Common mental crisis and psychological crisis intervention
1. Somatic diseases, the psychological reactions:
1). The psychological response to acute illness is as follows:
Anxiety, the patient nervous, anxiety, insecurity. In severe cases, felt doom, associated with autonomic symptoms such as dizziness, palpitations, sweating, tremor, nausea and frequent urine, etc., and may have signs of sympathetic nervous system hyperactivity, such as high blood pressure, heart rate, facial flushing or pale, sweating, skin, chills, face and other parts of the muscle tension and so on.
Fear, the patient's own illness, worries and concerns to feel lighter in weight from panicked.
Depression, due to psychological stress can lead to depression, despair, things are not interested in the outside world, language less and are unwilling to communicate with others, do not think of food, serious suicidal ideas or behavior.
2). Psychological reaction of chronic diseases:
Depression, the majority of depressed mood depression, particularly in patients prone to introverted type of psychological reaction. Can generate the idea of pessimism and even suicidal ideas or behavior.

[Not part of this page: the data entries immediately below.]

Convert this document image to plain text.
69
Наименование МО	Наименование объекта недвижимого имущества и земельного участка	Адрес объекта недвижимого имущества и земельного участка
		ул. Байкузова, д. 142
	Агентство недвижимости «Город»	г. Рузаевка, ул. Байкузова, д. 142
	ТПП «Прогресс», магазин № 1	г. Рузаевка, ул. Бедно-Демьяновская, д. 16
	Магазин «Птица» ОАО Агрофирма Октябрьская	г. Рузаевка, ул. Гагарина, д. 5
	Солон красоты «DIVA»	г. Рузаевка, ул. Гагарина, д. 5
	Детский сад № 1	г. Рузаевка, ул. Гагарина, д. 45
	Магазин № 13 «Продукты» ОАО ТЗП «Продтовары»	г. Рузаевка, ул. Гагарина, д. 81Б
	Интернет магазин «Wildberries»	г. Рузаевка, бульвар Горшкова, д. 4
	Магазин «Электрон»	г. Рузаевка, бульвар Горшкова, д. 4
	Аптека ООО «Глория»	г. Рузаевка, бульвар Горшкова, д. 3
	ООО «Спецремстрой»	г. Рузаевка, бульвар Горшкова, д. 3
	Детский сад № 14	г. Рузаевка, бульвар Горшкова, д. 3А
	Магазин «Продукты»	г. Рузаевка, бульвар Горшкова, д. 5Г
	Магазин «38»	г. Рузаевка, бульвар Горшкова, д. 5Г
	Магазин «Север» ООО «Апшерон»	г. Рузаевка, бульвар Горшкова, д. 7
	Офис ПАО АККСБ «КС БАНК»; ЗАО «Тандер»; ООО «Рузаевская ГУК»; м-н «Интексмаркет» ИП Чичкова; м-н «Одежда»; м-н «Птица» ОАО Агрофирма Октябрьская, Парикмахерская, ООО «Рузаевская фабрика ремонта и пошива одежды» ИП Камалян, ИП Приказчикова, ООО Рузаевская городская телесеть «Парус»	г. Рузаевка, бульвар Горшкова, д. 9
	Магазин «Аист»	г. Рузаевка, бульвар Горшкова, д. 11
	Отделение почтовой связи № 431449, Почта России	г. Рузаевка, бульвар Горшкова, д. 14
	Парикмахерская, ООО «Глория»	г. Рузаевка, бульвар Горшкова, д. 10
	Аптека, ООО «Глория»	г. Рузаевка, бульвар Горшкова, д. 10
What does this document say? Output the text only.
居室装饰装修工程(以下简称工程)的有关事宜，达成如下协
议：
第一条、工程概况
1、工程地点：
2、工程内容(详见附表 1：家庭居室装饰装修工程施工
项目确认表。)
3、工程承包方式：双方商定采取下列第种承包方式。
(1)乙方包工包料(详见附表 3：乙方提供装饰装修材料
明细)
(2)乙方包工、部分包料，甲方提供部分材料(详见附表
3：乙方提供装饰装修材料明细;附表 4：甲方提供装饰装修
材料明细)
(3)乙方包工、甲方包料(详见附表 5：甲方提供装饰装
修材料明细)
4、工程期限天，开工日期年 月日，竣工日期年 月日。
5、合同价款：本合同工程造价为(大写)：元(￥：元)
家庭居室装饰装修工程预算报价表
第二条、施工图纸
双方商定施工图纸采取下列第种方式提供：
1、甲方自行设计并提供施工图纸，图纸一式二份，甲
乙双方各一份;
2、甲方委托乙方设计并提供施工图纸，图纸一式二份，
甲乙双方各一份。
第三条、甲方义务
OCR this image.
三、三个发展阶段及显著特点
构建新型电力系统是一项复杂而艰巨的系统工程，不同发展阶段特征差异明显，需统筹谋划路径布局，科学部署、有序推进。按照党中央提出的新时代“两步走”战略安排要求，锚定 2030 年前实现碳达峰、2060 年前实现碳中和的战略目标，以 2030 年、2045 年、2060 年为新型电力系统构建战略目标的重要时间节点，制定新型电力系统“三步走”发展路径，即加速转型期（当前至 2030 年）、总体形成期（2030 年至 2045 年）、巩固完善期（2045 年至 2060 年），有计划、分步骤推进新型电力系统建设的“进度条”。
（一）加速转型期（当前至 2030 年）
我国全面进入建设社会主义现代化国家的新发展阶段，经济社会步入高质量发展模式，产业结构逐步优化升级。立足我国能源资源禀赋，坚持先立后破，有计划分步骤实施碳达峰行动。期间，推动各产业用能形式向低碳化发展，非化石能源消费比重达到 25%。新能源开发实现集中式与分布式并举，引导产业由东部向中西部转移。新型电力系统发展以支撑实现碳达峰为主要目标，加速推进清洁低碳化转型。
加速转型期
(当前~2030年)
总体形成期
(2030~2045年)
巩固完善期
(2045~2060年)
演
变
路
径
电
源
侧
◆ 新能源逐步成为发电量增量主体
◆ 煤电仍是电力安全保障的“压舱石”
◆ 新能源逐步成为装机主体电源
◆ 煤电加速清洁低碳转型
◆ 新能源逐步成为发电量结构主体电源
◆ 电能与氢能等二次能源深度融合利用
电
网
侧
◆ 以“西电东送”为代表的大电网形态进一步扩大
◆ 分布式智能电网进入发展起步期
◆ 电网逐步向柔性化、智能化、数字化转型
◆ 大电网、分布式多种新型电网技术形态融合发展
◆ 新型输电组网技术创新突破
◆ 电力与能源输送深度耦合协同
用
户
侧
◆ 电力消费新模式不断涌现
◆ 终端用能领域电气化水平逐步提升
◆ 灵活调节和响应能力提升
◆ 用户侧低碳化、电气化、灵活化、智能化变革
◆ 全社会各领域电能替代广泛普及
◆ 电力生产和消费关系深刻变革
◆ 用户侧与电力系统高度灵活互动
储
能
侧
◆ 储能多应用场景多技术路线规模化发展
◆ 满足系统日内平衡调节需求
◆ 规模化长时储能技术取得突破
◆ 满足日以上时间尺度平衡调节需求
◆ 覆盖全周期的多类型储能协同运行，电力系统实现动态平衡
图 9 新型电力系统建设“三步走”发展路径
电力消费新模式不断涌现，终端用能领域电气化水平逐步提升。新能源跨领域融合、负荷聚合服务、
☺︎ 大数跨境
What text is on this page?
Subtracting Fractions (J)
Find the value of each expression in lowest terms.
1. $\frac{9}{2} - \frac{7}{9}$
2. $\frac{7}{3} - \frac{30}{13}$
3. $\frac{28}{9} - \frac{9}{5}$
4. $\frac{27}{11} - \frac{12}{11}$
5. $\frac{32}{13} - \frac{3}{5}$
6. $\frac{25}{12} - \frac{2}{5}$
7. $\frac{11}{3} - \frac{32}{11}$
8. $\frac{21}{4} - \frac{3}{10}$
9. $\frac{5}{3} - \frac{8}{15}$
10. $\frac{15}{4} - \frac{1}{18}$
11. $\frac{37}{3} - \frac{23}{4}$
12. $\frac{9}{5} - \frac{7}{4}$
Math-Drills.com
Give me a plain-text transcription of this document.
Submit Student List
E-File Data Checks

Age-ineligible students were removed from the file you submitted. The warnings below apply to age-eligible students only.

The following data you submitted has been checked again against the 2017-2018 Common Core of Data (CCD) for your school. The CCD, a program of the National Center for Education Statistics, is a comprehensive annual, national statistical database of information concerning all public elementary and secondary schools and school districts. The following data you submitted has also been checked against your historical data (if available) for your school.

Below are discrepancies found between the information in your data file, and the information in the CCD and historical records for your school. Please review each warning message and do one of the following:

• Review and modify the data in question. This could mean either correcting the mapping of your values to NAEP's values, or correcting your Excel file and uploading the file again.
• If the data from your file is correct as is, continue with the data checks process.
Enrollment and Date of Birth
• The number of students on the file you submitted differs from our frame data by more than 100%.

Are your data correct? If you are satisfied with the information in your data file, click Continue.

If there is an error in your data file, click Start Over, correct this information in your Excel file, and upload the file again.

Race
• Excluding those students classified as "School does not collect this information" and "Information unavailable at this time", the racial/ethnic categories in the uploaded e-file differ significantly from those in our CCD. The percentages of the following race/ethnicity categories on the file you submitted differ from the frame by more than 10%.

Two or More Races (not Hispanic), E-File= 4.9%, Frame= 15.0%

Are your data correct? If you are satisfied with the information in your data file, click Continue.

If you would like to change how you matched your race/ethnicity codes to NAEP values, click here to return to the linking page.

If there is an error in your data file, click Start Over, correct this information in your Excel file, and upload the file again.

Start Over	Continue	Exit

Personality changes, such as always to blame others, blame the doctor did not elaborate treatment, heart care not entirely blame the family and so on, often a result of deliberate fault, and minor rage. Aspects of their body is quite sensitive to small changes, and often make excessive demands for treatment or care, doctor-patient relationship and it leads to interpersonal tensions within the family or even deteriorate. Interfere with the active support of the principles of psychotherapy with drug treatment, to the greatest extent alleviate their pain, use of drugs should take into account the nature of the disease, the cause of the problem, and the patient's depression and anxiety symptoms. With cancer, for example, morphine can be used such as pain, depression with antidepressants, anxiety, treatment with the anti-anxiety drugs.